When I began fighting my anorexia, I didn’t even have a name for my disease. And it took me fifteen years to gain the upper hand over my ED and finally blast out of that prison for good. But I knew one thing about myself from the first moment I began truly fighting – from that ‘aha’ moment I described above – I knew I wasn’t a coward. And I decided I’d rather die trying and have the chance of succeeding than die never knowing if I could have overcome it. I decided that no matter what, I wasn’t going to just lay down and die and let ED have me.

You have to decide who you are – you have to create an identity that is free from your ED that feels powerful, compelling and real to you, and then you have to fight for HER – for that identity who is locked in hand-to-hand combat with an assassin named ED. You have to pull out all the stops. When your mind won’t stop thinking in ways that pull you down, then you have to climb on top of your mind and arm wrestle it to the ground and FORCE it to think positive, high, optimistic, hopeful, faith-full, determined thoughts of yourself, recovery and life after ED. You must become the master of your mind, working around the part that is still working for ED’s cause and using it to overcome, not further, your disease. You must turn your mind from your enemy into your ally, and you must turn all of that misdirected potential you have been using to get very good at your ED and use it to get very good at OVERCOMING your ED.

All the proof you will ever need that you can do this – you can heal – is already there for you. All you have to do to find it is to look at the seriousness of your ED. If you can do that, imagine what you could do if you turned all that power around to healing from it!

And most of all you must create for yourself a battle cry in all this – what I call a ‘key to life’. For me, this was my music – when the ED stole my ability to write, play and sing music, I got mad enough to put my foot down.

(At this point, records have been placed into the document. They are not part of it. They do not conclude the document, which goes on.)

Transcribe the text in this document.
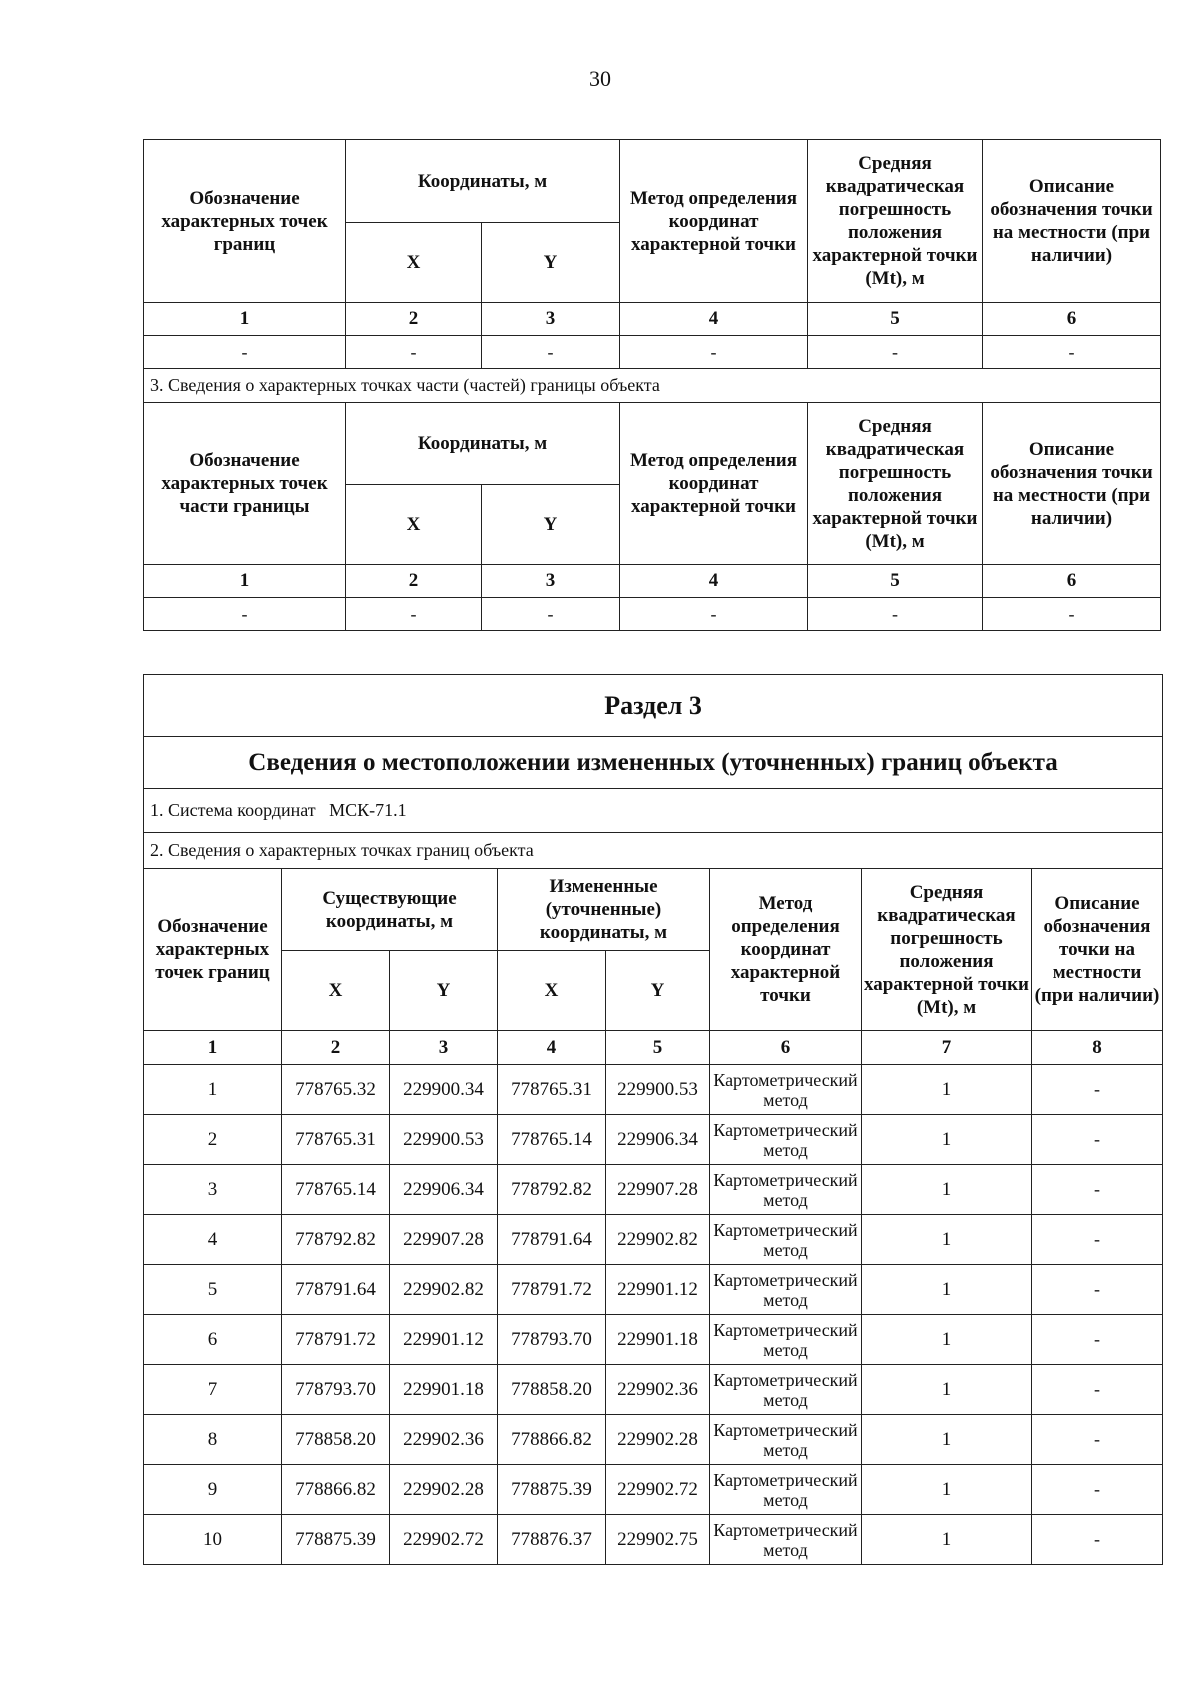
30
Обозначение характерных точек границ	Координаты, м		Метод определения координат характерной точки	Средняя квадратическая погрешность положения характерной точки (Mt), м	Описание обозначения точки на местности (при наличии)
	X	Y			
1	2	3	4	5	6
-	-	-	-	-	-
3. Сведения о характерных точках части (частей) границы объекта					
Обозначение характерных точек части границы	Координаты, м		Метод определения координат характерной точки	Средняя квадратическая погрешность положения характерной точки (Mt), м	Описание обозначения точки на местности (при наличии)
	X	Y			
1	2	3	4	5	6
-	-	-	-	-	-
Раздел 3							
Сведения о местоположении измененных (уточненных) границ объекта							
1. Система координат МСК-71.1							
2. Сведения о характерных точках границ объекта							
Обозначение характерных точек границ	Существующие координаты, м		Измененные (уточненные) координаты, м		Метод определения координат характерной точки	Средняя квадратическая погрешность положения характерной точки (Mt), м	Описание обозначения точки на местности (при наличии)
	X	Y	X	Y			
1	2	3	4	5	6	7	8
1	778765.32	229900.34	778765.31	229900.53	Картометрический метод	1	-
2	778765.31	229900.53	778765.14	229906.34	Картометрический метод	1	-
3	778765.14	229906.34	778792.82	229907.28	Картометрический метод	1	-
4	778792.82	229907.28	778791.64	229902.82	Картометрический метод	1	-
5	778791.64	229902.82	778791.72	229901.12	Картометрический метод	1	-
6	778791.72	229901.12	778793.70	229901.18	Картометрический метод	1	-
7	778793.70	229901.18	778858.20	229902.36	Картометрический метод	1	-
8	778858.20	229902.36	778866.82	229902.28	Картометрический метод	1	-
9	778866.82	229902.28	778875.39	229902.72	Картометрический метод	1	-
10	778875.39	229902.72	778876.37	229902.75	Картометрический метод	1	-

I swore an oath that I would never let that lying, scheming ED get away with stealing what mattered most to me. So my ‘key to life’, the thing that mattered MORE to me than what my ED had to offer, was my music. And even as young as I was at that time, I had the maturity to realize that I had to make a choice – I could not have both. I could not have both my ED and the rest of my life! This caused a lot of denial, rebellion, grief and bargaining in me at first – I went through a classic grieving process in letting my ED go. But on the other end of my grief was the new life I have now. It was worth it – it is always worth it.

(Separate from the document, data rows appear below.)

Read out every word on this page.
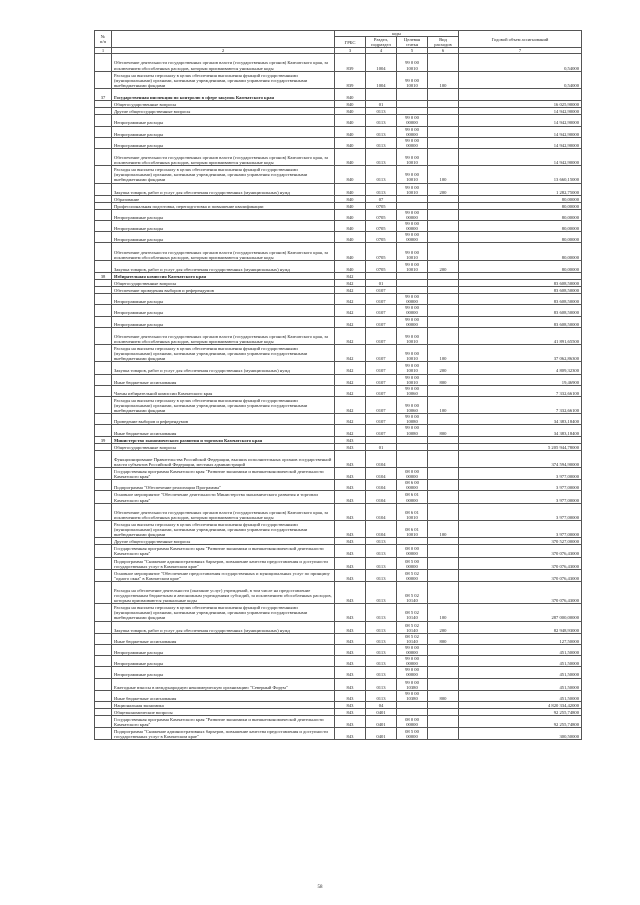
№
п/п		коды				Годовой объем ассигнований
		ГРБС	Раздел, подраздел	Целевая статья	Вид расходов	
1	2	3	4	5	6	7
	Обеспечение деятельности государственных органов власти (государственных органов) Камчатского края, за исключением обособленных расходов, которым присваиваются уникальные коды	839	1004	99 0 00 10010		0,54000
	Расходы на выплаты персоналу в целях обеспечения выполнения функций государственными (муниципальными) органами, казенными учреждениями, органами управления государственными внебюджетными фондами	839	1004	99 0 00 10010	100	0,54000
37	Государственная инспекция по контролю в сфере закупок Камчатского края	840				
	Общегосударственные вопросы	840	01			16 025,90000
	Другие общегосударственные вопросы	840	0113			14 942,90000
	Непрограммные расходы	840	0113	99 0 00 00000		14 942,90000
	Непрограммные расходы	840	0113	99 0 00 00000		14 942,90000
	Непрограммные расходы	840	0113	99 0 00 00000		14 942,90000
	Обеспечение деятельности государственных органов власти (государственных органов) Камчатского края, за исключением обособленных расходов, которым присваиваются уникальные коды	840	0113	99 0 00 10010		14 942,90000
	Расходы на выплаты персоналу в целях обеспечения выполнения функций государственными (муниципальными) органами, казенными учреждениями, органами управления государственными внебюджетными фондами	840	0113	99 0 00 10010	100	13 660,15000
	Закупка товаров, работ и услуг для обеспечения государственных (муниципальных) нужд	840	0113	99 0 00 10010	200	1 282,75000
	Образование	840	07			80,00000
	Профессиональная подготовка, переподготовка и повышение квалификации	840	0705			80,00000
	Непрограммные расходы	840	0705	99 0 00 00000		80,00000
	Непрограммные расходы	840	0705	99 0 00 00000		80,00000
	Непрограммные расходы	840	0705	99 0 00 00000		80,00000
	Обеспечение деятельности государственных органов власти (государственных органов) Камчатского края, за исключением обособленных расходов, которым присваиваются уникальные коды	840	0705	99 0 00 10010		80,00000
	Закупка товаров, работ и услуг для обеспечения государственных (муниципальных) нужд	840	0705	99 0 00 10010	200	80,00000
38	Избирательная комиссия Камчатского края	842				
	Общегосударственные вопросы	842	01			83 608,50000
	Обеспечение проведения выборов и референдумов	842	0107			83 608,50000
	Непрограммные расходы	842	0107	99 0 00 00000		83 608,50000
	Непрограммные расходы	842	0107	99 0 00 00000		83 608,50000
	Непрограммные расходы	842	0107	99 0 00 00000		83 608,50000
	Обеспечение деятельности государственных органов власти (государственных органов) Камчатского края, за исключением обособленных расходов, которым присваиваются уникальные коды	842	0107	99 0 00 10010		41 891,65500
	Расходы на выплаты персоналу в целях обеспечения выполнения функций государственными (муниципальными) органами, казенными учреждениями, органами управления государственными внебюджетными фондами	842	0107	99 0 00 10010	100	37 062,86300
	Закупка товаров, работ и услуг для обеспечения государственных (муниципальных) нужд	842	0107	99 0 00 10010	200	4 809,32300
	Иные бюджетные ассигнования	842	0107	99 0 00 10010	800	19,46900
	Члены избирательной комиссии Камчатского края	842	0107	99 0 00 10060		7 332,66100
	Расходы на выплаты персоналу в целях обеспечения выполнения функций государственными (муниципальными) органами, казенными учреждениями, органами управления государственными внебюджетными фондами	842	0107	99 0 00 10060	100	7 332,66100
	Проведение выборов и референдумов	842	0107	99 0 00 10080		34 383,18400
	Иные бюджетные ассигнования	842	0107	99 0 00 10080	800	34 383,18400
39	Министерство экономического развития и торговли Камчатского края	843				
	Общегосударственные вопросы	843	01			5 205 944,78000
	Функционирование Правительства Российской Федерации, высших исполнительных органов государственной власти субъектов Российской Федерации, местных администраций	843	0104			374 594,90000
	Государственная программа Камчатского края "Развитие экономики и внешнеэкономической деятельности Камчатского края"	843	0104	08 0 00 00000		3 977,00000
	Подпрограмма "Обеспечение реализации Программы"	843	0104	08 6 00 00000		3 977,00000
	Основное мероприятие "Обеспечение деятельности Министерства экономического развития и торговли Камчатского края"	843	0104	08 6 01 00000		3 977,00000
	Обеспечение деятельности государственных органов власти (государственных органов) Камчатского края, за исключением обособленных расходов, которым присваиваются уникальные коды	843	0104	08 6 01 10010		3 977,00000
	Расходы на выплаты персоналу в целях обеспечения выполнения функций государственными (муниципальными) органами, казенными учреждениями, органами управления государственными внебюджетными фондами	843	0104	08 6 01 10010	100	3 977,00000
	Другие общегосударственные вопросы	843	0113			370 527,00000
	Государственная программа Камчатского края "Развитие экономики и внешнеэкономической деятельности Камчатского края"	843	0113	08 0 00 00000		370 076,43000
	Подпрограмма "Снижение административных барьеров, повышение качества предоставления и доступности государственных услуг в Камчатском крае"	843	0113	08 5 00 00000		370 076,43000
	Основное мероприятие "Обеспечение предоставления государственных и муниципальных услуг по принципу "одного окна" в Камчатском крае"	843	0113	08 5 02 00000		370 076,43000
	Расходы на обеспечение деятельности (оказание услуг) учреждений, в том числе на предоставление государственным бюджетным и автономным учреждениям субсидий, за исключением обособленных расходов, которым присваиваются уникальные коды	843	0113	08 5 02 10140		370 076,43000
	Расходы на выплаты персоналу в целях обеспечения выполнения функций государственными (муниципальными) органами, казенными учреждениями, органами управления государственными внебюджетными фондами	843	0113	08 5 02 10140	100	287 000,00000
	Закупка товаров, работ и услуг для обеспечения государственных (муниципальных) нужд	843	0113	08 5 02 10140	200	82 948,93000
	Иные бюджетные ассигнования	843	0113	08 5 02 10140	800	127,50000
	Непрограммные расходы	843	0113	99 0 00 00000		451,50000
	Непрограммные расходы	843	0113	99 0 00 00000		451,50000
	Непрограммные расходы	843	0113	99 0 00 00000		451,50000
	Ежегодные взносы в международную некоммерческую организацию "Северный Форум"	843	0113	99 0 00 10380		451,50000
	Иные бюджетные ассигнования	843	0113	99 0 00 10380	800	451,50000
	Национальная экономика	843	04			4 820 334,42000
	Общеэкономические вопросы	843	0401			92 255,74800
	Государственная программа Камчатского края "Развитие экономики и внешнеэкономической деятельности Камчатского края"	843	0401	08 0 00 00000		92 255,74800
	Подпрограмма "Снижение административных барьеров, повышение качества предоставления и доступности государственных услуг в Камчатском крае"	843	0401	08 5 00 00000		300,50000
58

This is the most fundamental truth you must understand before any real healing can begin. I know that sometimes it is difficult to find appropriate, helpful treatment options. But if you have been to that many facilities and have consulted with as many professionals as you describe, and you are the constant in an otherwise changing landscape of treatment team members, then it is not that the treatment hasn’t worked. You, for reasons only you know for sure, haven’t been fully participating in your own recovery journey. Often this has to do with not knowing who and what waits for you when ED is no longer in your life. This can be solved, as I discussed above, by creating an identity for yourself that is your ‘impossible dream’ of who you want to be – and then by designating one or more ‘key to life’ battle cries that are motivational enough to keep you fighting for a lifetime to get your life back. And then you go back to work – and this time it’s for keeps!

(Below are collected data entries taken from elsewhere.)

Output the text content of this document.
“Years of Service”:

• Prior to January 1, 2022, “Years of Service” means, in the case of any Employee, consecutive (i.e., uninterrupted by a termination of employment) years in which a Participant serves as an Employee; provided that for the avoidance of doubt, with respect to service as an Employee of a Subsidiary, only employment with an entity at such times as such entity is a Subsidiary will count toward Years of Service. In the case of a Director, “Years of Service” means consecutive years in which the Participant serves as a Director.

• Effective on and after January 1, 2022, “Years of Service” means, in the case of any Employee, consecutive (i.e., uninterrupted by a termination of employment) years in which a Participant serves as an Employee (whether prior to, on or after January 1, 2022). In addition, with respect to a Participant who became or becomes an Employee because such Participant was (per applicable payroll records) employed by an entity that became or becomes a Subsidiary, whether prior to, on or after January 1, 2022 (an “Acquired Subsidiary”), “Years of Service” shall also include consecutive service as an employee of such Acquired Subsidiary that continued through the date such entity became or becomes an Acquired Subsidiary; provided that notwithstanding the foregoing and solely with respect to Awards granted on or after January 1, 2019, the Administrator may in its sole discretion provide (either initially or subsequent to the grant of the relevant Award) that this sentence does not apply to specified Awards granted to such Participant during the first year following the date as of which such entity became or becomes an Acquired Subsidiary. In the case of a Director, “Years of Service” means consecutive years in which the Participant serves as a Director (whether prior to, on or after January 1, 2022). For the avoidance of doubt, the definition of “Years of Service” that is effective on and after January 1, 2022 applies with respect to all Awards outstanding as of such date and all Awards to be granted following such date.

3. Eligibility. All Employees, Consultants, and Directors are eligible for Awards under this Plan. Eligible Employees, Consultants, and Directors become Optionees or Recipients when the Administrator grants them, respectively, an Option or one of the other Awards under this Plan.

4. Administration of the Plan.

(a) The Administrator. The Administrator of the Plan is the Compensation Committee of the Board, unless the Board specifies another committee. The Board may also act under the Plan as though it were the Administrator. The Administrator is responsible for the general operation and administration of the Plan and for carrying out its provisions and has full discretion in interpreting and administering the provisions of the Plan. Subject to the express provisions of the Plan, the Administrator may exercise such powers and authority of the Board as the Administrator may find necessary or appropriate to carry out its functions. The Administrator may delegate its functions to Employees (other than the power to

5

This is how it is done. The work starts now. Now is when you take your first step out across the Grand Canyon, into the great unknown of recovered-life, in faith that I have done it, many others in this support network have done it, and so there is no reason in the world you cannot do it too. You said it yourself – you are the one to decide whether to help yourself and let others help you. If you think you can’t, if you think it’s not worth it, then you can’t, and it’s not worth it. If you think you can, if you think it’s worth it, then you can, and it is worth it.

It really is as simple as that. This is how it is done – this is the only way it can be done. My thoughts are with you in this tough time – let us know how we can help and support you.